Bessere Datengrundlage für die Versorgungsforschung gefordert

Ausschuss für Bildung, Forschung und Technikfolgenabschätzung - 13.06.2012

Berlin: (hib/ROL) In der Versorgungsforschung herrschen in Deutschland große Defizite. Darin waren sich alle Experten einig, die am Mittwochvormittag in das Berliner Paul-Löbe-Haus zum Öffentlichen Fachgespräch „Perspektiven der Versorgungsforschung“ auf Einladung des Bildungs- und Forschungsausschusses gekommen waren. Versorgungsforschung ist die wissenschaftliche Untersuchung der Versorgung der Bevölkerung in der alltäglichen Kranken-und Gesundheitsforschung. Die Versorgungsforschung untersucht, wie Finanzierungssysteme, aber auch soziale und individuelle Faktoren, Organisationsstrukturen etwa von Krankenhäusern die Gesundheit und das Wohl des Patienten beeinflussen.

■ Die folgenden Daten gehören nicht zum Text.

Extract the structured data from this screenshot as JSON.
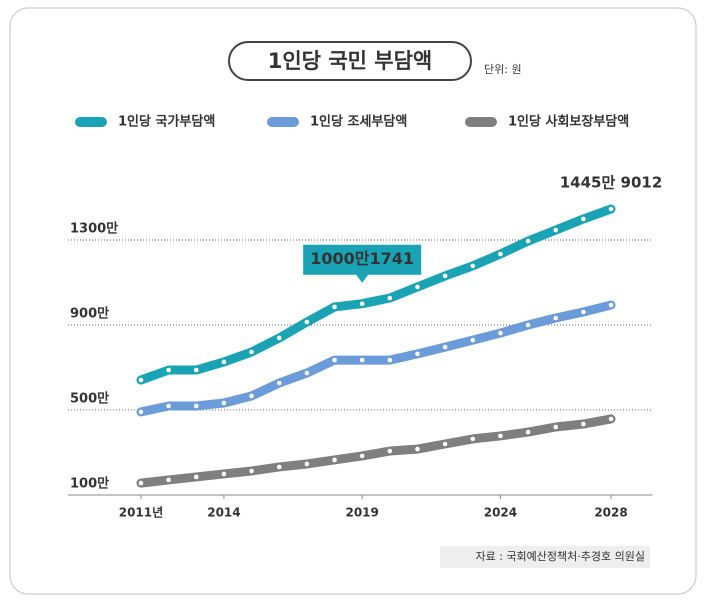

Die Experten bemängelten vor allem die mangelnde Datenlage zur Versorgungsforschung. Mattias Beckmann vom Universitätsklinikum Erlangen sagte. „Wie will man Volkskrankheiten erforschen, wenn man keine Datengrundlage hat?“ Der Experte für Mamakarzinome machte das an einem Beispiel deutlich: Bei einer Patientin mit Mamakarzinombefund würden in Deutschland in zehn Jahren etwa 476 Mal Daten erhoben, allerdings von zwölf verschiedenen Systemen, die nicht zueinander kompatibel seien. Beckmann sagte: „Die Erhebung von Daten ist derzeit vielfältig, unkoordiniert und ineffektiv. Jede Gruppierung im Gesundheitssystem hat ihre eigene Zielsetzung.“

Holger Pfaff, vom Zentrum der Versorgungsforschung Köln pflichtete dem bei und forderte zudem die Stärkung der Wissenschaftler in den Universitätsfächern wie etwa der Verhaltenstherapie, die diese Daten dann auch brauchbar auswerten können. Er plädierte für die Schaffung von eigenen Versorgungslehrstühlen an den Universitäten, damit das Fach eine „eigene Identität“ entwickeln könnte. Zudem forderte er, ein nationales Zentrum für Versorgungsforschung zu schaffen, das die Aufgabe haben soll, die Versorgungsforschung national zu fördern.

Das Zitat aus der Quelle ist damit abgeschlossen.